Givenchy debuts Voyou Bucket, Louis Vuitton names Alysa Liu ambassador
Givenchy's new Voyou Bucket and Louis Vuitton's Alysa Liu move signal a cleaner, sharper luxury playbook, while Victoria’s Secret leans into handcrafted swimwear for summer.

Luxury is leaning into pieces that look polished without feeling precious, and this round of fashion moves made that clear fast. Givenchy introduced the Voyou Bucket as part of its Autumn-Winter 2026 pre-collection, a softer, more versatile take on the Voyou silhouette that the house says reflects Sarah Burton’s vision through refined materials, thoughtful details and considered hardware. In a handbag market crowded with logo-heavy statements, the appeal here is the opposite: a carryall that can move from daytime to dinner without looking overworked.
That kind of restraint matters because it tells you where the major houses are placing their bets. Givenchy is using silhouette and finish, not loud branding, to signal momentum. The Voyou Bucket sits neatly inside the brand’s current handbag lineup, but its pitch is more strategic than seasonal. It is meant to read as useful first, chic second, which is exactly the sort of product language that tends to travel well with readers who want luxury that fits into real life, not just a mood board.

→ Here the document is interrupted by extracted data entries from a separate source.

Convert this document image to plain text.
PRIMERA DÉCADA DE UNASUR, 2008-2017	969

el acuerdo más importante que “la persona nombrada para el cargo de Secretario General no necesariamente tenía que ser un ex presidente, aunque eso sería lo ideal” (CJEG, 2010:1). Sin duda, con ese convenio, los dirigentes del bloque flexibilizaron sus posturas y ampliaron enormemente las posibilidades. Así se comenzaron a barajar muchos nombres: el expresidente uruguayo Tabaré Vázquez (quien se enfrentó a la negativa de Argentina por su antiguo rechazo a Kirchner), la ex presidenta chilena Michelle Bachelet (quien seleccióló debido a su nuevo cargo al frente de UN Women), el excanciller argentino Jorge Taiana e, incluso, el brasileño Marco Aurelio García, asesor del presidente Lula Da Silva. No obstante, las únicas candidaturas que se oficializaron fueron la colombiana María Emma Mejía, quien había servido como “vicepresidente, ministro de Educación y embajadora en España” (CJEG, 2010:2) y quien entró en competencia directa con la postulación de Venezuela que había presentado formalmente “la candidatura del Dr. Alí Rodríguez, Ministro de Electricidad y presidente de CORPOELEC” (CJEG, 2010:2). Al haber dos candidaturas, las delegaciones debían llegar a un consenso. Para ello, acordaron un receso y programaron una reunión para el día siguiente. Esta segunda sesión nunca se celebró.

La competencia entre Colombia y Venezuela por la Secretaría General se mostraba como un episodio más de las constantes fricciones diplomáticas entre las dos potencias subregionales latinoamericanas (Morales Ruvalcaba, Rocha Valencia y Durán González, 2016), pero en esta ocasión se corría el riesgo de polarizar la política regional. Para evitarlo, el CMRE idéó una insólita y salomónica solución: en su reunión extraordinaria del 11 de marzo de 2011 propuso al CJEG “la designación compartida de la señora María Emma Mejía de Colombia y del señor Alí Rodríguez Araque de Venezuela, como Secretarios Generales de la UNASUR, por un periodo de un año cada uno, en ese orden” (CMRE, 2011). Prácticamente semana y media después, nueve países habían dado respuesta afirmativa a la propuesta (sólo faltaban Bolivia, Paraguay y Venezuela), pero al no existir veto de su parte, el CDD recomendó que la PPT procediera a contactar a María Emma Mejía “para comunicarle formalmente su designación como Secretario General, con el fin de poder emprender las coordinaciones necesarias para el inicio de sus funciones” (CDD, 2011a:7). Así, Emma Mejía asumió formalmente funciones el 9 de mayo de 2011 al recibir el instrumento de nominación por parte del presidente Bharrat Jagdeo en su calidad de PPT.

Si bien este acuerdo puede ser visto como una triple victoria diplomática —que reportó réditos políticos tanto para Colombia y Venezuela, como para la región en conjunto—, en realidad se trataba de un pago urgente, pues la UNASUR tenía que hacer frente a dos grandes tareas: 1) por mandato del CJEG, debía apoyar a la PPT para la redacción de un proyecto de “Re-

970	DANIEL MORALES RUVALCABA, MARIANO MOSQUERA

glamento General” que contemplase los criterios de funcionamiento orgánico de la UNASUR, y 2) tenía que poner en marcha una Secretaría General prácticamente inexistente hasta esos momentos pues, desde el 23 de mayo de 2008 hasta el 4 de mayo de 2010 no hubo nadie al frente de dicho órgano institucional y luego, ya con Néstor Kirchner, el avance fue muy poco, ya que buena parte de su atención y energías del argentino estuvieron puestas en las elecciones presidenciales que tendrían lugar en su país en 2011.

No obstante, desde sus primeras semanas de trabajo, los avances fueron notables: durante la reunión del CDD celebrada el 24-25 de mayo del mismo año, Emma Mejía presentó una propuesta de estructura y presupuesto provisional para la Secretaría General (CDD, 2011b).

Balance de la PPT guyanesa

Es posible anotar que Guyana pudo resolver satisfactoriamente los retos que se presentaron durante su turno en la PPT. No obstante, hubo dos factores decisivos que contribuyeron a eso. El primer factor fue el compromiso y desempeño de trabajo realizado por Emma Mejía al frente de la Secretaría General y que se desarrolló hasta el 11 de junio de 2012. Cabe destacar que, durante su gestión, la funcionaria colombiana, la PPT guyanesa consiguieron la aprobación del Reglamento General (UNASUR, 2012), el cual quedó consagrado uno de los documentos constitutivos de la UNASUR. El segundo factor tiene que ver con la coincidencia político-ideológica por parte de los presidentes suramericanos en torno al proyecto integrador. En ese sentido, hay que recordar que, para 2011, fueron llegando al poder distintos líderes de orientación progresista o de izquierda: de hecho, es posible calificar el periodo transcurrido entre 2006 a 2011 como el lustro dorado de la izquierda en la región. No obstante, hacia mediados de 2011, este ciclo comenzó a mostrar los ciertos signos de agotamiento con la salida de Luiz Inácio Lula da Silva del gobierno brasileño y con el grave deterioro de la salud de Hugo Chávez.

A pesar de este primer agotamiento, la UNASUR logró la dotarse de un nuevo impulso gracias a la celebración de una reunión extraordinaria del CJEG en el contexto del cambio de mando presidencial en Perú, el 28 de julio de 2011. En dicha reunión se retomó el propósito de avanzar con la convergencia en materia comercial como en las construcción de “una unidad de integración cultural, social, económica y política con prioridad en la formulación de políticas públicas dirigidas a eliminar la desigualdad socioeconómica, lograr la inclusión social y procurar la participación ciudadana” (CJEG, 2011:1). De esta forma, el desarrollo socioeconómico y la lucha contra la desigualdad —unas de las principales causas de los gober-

Louis Vuitton made a different but equally revealing move when it named Alysa Liu its newest house ambassador in early May. At 20, Liu is coming off a landmark season that included gold at the 2026 Winter Olympics, making her the first American woman in 24 years to win Olympic figure-skating gold. The choice folds athletic credibility into the maison’s image at a moment when celebrity associations are doing as much work as runway casting. Liu had already started to surface in the brand’s orbit, including an appearance at Louis Vuitton’s Women Fall/Winter 2026 show before the announcement.

Victoria’s Secret took the summer route with Agua Bendita, and the collaboration lands squarely in the resortwear lane luxury has been mining with fresh intensity. The capsule appears as a summer 2026 drop with eight pieces, including bikinis, a one-piece swimsuit and a pareo cover-up. Prices run from $124 to $227, with items such as the Aloe One Piece Swimsuit at $227, the Lola Bikini Bottom at $124 and the Marine Pareo Cover-up at $160. Agua Bendita frames the collection as handmade and tied to Colombian artisan production, while third-party coverage highlights hand-drawn prints, beadwork and a high-summer sensibility. Taken together, the three releases point to the same shift: fashion is rewarding pieces that feel crafted, wearable and instantly legible, whether they come in leather, on ice or by the pool.